Votre mission pour une agence de voyage vous a-t-elle imposé un certain regard, des contraintes que vous n'auriez pas eues en voyageant pour vous-même ? Comment avez-vous géré ces contraintes ?

Oui, un regard nouveau, justement : d'habitude, je pars toujours seul ou à deux en voyage, à l'aventure, mu par une simple intuition, avec juste un billet d'avion en poche, sans aucune préparation ni itinéraire préalable, en prenant des photos qui me touchent et m'émeuvent, tout simplement.

  • Le matériel de François-Xavier
  • Argentique : Canon EOS 20, avec des pellicules diapos Provia ou Velvia, de Fuji.
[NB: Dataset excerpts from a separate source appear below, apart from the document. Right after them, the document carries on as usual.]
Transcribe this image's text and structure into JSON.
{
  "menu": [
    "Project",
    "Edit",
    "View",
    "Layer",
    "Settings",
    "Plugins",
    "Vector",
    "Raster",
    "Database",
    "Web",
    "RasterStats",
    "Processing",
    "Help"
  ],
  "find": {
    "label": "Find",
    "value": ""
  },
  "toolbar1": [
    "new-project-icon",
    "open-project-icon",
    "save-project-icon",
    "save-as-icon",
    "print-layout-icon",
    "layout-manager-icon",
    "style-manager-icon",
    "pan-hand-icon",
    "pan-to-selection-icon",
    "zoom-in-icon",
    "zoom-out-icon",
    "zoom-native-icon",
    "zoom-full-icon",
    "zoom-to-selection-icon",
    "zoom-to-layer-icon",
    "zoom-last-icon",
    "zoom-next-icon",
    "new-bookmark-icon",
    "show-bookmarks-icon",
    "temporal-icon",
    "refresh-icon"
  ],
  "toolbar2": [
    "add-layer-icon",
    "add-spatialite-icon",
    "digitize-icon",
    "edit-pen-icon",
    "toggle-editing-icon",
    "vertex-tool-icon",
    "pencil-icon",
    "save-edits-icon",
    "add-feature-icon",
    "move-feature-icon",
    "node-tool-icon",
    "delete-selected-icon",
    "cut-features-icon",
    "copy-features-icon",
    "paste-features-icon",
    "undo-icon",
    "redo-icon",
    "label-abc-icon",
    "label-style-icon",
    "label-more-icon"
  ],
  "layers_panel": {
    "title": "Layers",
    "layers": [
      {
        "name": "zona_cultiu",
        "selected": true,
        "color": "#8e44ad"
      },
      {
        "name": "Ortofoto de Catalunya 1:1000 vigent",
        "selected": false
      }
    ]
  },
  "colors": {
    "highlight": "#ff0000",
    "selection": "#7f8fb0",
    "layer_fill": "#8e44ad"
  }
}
Objectifs : 28-75 et 70-200 mm.
  • Numérique : Canon 350 D. Objectifs : 10-22 et 18-55 mm.

Là, pour ces commandes d'agences de voyages, en Crète comme en Roumanie, tout était différent : le but, par contrat, était de ramener des photos très précises, très " standard ", sans recherche spéciale d'émotions ; exactement le type de photos qui peuplent les brochures et les sites des agences, qui doivent donner envie aux futurs touristes d'acheter un circuit et de partir : ciels toujours bleus, touristes portant leur sac à dos en train de regarder au loin, le bras pointé vers l'horizon, en train de boire à la gourde en groupe, de serrer, en souriant, la main des " autochtones ", de dormir sur une crête, détendus, un livre ouvert à l'envers sur leur poitrine, etc. Et ce n'est qu'un extrait de ce que les agences me demandaient, par écrit, de prendre en photos ! Des photos qui doivent paraître naturelles, en plus ! Mais tellement standards, d'ailleurs, qu'on ne les voit même plus tellement on les voit partout.

Ce qui ne m'a pas empêché d'essayer d'y apporter un peu plus d'originalité et d'émotions, en prenant des photos pour moi et en continuant notamment à prendre des portraits de Crétois ou de Roumains, car c'est l'humain et le contact avec l'autre qui m'intéressent le plus…

Les contraintes étaient nombreuses et pas toujours faciles à gérer : parmi elles, marcher 8 heures par jour pendant 8 jours, par 40 degrés en Crète ou pendant 10 jours sous la pluie et dans la boue en Roumanie. Ce qui veut dire qu'il faut être à la fois un bon marcheur et en même temps photographe : pas le temps d'admirer le paysage ou de se détendre comme les autres, je suis le seul à ne pas être en vacances, je suis là pour ramener des photos qui correspondent au contrat que j'ai signé. Ensuite, il faut prendre les photos tout en marchant vite pour ne pas retarder le groupe (quitte, souvent, à marcher deux fois plus que les autres, pour prendre des photos depuis l'avant ou l'arrière du groupe), " shooter " quelle que soit l'heure de la journée, le relief, le temps qu'il fait, et surtout " séduire " certains membres du groupe pour qu'ils acceptent de poser pour certaines photos (autorisations écrites obligatoires à l'appui, que beaucoup refusent de signer), etc.

 

Pour conclure, ce qui a parfois été le plus dur à gérer pour moi, ce n'était pas la fatigue du chemin ou la contrainte de photos aussi précises à prendre, mais plutôt la vie de groupe : on doit voyager et marcher avec des gens que l'on n'a pas choisis, qui parlent souvent toute la journée, qui peuvent très vite vous " pourrir " le voyage par leurs petites exigences, leur individualisme. On doit aussi respecter un programme, des horaires, etc. Je suis très heureux d'avoir vécu ces nouvelles expériences, j'ai beaucoup appris, et, en même temps, je me rends donc compte à quel point je suis décidemment et définitivement un voyageur solitaire, un aventurier qui déteste les contraintes de temps et d'itinéraire imposées par un voyage organisé : je ne conçois un voyage qu'en ouvrant moi-même la route… Mais les touristes paient pour ça (souvent très cher), pour se laisser guider et même assister…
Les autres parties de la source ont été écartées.